The Hungarian prime minister has poured scorn on the European parliament describing it as place where “liberal, left wing and Green MEPs bellow at each other with bulging veins” and as an institution where facts are “secondary”.
By Matthew Day, Warsaw
2:59PM BST 08 Apr 2013
Viktor Orban also claimed MEPs “hated us although they hadn’t the slightest idea what they were talking about.”
“Hungarians think debate is based on a sober, matter-of-fact, the-other-person-may-be-right logic, but the European Parliament is not a European place,” Mr Orban said, during a radio interview. “Facts are secondary.”
Mr Orban’s disparaging remarks on the European parliament come a week before the institution debates the state of democracy in Hungary. The Central European country has faced severe criticism from the EU and other European bodies over a series of contentious laws and changes to the constitution, which, critics claim, undermine democracy.
In response the Hungarian government has mounted an unabashed defence, accusing the EU of meddling in the affairs of a sovereign state, and lambasting critics over their apparent ignorance of Hungarian affairs. The government has also argued that its policies have strengthened democracy rather than weakening it.
But Mr Orban’s description of the European parliament drew a stinging response from Rebecca Harms, co-president of the Greens/European Free Alliance group in the parliament.

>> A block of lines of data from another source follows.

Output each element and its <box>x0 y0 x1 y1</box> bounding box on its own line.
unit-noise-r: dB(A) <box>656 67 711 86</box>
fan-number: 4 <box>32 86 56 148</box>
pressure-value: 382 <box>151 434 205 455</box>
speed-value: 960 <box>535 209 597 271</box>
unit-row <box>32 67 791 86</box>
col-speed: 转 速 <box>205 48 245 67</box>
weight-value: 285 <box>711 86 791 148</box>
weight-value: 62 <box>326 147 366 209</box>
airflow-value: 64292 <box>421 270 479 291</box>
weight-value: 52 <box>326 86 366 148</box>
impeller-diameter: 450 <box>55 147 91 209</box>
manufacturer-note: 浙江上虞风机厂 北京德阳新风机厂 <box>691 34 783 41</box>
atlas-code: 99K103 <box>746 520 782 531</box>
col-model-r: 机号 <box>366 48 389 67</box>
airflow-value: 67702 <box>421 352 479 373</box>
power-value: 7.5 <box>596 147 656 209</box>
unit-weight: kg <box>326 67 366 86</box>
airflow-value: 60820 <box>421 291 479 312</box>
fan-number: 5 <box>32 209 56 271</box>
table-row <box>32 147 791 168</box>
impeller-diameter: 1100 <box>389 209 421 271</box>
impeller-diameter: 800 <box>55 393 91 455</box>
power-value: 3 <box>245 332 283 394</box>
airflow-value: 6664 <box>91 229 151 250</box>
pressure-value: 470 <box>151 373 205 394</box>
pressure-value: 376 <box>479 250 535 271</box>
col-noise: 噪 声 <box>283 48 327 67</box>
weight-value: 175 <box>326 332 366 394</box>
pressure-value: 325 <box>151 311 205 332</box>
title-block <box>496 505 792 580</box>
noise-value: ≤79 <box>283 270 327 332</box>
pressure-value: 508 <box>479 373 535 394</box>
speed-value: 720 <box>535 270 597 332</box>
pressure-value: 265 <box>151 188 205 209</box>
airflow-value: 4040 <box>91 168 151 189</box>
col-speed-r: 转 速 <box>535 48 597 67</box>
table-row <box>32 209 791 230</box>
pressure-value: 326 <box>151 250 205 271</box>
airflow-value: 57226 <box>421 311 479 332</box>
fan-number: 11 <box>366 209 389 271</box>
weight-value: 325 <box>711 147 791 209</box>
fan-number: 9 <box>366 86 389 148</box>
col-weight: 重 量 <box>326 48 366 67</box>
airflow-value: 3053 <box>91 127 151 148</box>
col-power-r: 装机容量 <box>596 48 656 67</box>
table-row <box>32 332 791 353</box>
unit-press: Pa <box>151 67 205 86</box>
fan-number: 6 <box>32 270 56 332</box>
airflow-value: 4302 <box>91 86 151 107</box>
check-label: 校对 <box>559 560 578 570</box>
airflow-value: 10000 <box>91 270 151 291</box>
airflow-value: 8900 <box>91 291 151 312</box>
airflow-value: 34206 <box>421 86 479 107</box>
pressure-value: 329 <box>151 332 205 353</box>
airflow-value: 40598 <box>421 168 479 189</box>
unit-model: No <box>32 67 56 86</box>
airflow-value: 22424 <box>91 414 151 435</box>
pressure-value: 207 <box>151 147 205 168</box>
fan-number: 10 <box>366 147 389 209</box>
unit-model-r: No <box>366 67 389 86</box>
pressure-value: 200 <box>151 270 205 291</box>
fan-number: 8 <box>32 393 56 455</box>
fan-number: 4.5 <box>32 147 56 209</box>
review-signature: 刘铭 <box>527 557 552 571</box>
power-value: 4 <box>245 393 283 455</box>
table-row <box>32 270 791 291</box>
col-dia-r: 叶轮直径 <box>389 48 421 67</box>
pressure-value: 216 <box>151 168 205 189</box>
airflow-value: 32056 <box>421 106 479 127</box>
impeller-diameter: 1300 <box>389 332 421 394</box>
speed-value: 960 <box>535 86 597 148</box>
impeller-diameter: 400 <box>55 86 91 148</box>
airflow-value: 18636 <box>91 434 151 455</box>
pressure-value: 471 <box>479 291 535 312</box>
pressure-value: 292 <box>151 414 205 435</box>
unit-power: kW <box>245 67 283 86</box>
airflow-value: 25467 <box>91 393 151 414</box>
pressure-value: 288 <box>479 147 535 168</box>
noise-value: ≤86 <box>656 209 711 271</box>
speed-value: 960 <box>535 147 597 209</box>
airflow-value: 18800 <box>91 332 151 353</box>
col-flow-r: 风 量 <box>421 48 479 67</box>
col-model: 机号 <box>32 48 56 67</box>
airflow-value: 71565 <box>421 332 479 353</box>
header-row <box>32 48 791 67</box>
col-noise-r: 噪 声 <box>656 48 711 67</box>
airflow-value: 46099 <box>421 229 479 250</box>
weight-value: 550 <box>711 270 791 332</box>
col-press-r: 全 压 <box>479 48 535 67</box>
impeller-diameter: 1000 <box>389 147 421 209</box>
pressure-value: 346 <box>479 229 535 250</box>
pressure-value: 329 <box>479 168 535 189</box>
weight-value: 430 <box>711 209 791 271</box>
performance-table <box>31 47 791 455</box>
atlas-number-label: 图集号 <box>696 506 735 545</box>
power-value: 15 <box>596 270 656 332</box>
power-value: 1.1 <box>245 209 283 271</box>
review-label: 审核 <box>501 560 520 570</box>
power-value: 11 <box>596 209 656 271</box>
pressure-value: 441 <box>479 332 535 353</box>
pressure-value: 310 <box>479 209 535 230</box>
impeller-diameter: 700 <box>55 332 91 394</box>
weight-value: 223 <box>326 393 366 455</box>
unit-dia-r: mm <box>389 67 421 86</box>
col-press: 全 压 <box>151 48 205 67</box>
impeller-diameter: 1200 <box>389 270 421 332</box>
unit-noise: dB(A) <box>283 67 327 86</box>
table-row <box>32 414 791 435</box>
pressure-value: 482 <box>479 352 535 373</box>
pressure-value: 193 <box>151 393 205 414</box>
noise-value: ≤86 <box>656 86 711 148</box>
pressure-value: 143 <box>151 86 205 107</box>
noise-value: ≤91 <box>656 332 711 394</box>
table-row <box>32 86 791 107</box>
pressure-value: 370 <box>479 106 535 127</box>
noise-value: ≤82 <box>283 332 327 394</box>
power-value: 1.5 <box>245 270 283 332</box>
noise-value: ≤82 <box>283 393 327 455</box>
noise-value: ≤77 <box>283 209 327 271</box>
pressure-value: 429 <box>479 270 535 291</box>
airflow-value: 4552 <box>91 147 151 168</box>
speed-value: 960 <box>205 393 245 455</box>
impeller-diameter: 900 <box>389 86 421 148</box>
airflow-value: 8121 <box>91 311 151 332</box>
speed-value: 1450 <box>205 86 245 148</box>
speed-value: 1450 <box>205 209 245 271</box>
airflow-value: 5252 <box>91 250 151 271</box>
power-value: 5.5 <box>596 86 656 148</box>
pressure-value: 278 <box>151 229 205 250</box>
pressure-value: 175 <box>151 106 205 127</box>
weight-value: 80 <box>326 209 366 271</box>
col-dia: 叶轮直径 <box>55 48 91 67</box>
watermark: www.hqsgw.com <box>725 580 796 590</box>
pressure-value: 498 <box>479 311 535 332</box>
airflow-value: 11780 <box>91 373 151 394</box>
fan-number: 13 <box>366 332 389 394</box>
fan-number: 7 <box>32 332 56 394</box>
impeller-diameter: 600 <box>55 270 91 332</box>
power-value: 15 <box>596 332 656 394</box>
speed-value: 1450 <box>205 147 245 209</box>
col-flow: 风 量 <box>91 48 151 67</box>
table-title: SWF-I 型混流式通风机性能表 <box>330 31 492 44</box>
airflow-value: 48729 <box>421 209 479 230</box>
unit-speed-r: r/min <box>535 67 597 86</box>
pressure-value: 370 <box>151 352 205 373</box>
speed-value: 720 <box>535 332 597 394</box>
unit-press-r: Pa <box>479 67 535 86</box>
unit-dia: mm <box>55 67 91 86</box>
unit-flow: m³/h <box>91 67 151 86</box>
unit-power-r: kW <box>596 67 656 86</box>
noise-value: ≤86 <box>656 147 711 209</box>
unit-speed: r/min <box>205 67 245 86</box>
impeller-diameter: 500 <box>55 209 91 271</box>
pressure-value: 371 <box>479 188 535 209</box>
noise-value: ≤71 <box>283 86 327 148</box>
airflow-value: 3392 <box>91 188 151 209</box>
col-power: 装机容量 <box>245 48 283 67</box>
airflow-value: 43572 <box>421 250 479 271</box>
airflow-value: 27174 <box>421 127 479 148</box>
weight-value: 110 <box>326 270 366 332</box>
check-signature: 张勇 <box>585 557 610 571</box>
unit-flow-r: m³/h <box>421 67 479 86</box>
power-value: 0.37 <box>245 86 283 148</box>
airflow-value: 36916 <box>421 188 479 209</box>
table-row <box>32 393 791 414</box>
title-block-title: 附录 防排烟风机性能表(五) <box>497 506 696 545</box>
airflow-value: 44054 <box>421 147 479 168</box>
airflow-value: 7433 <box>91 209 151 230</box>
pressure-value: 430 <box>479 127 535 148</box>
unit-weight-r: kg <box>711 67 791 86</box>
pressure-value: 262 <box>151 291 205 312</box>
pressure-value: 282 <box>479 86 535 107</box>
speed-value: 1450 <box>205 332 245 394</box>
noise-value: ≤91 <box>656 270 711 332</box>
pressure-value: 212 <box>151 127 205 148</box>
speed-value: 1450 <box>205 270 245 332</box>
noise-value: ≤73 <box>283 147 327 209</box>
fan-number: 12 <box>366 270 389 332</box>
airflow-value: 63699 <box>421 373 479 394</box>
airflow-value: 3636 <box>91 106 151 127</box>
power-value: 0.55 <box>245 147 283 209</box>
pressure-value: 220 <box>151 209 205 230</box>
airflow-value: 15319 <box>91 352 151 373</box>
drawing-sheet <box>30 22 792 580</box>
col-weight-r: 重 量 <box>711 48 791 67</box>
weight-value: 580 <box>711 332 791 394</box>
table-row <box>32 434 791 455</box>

“The comments by Viktor Orban on the European Parliament are both ironic and a confirmation of his continual lurch away from democratic norms,” she said. “The concept of democratic debate and parliamentary scrutiny seems sadly lost on the Hungarian prime minister, who has used his parliamentary supermajority to push through reforms restricting basic democratic freedoms.
During the radio interview Mr Orban also claimed the EU was angry with Hungary over a controversial banking tax that had been bitterly opposed by European banks. The prime minister said Brussels and Hungary’s “enemies” were unhappy because “there was a lack of profits in their pockets” owing to the tax, and they would do anything to get the tax reduced.
“We’ll see to what degree this way of thinking will infect Brussels,” he said.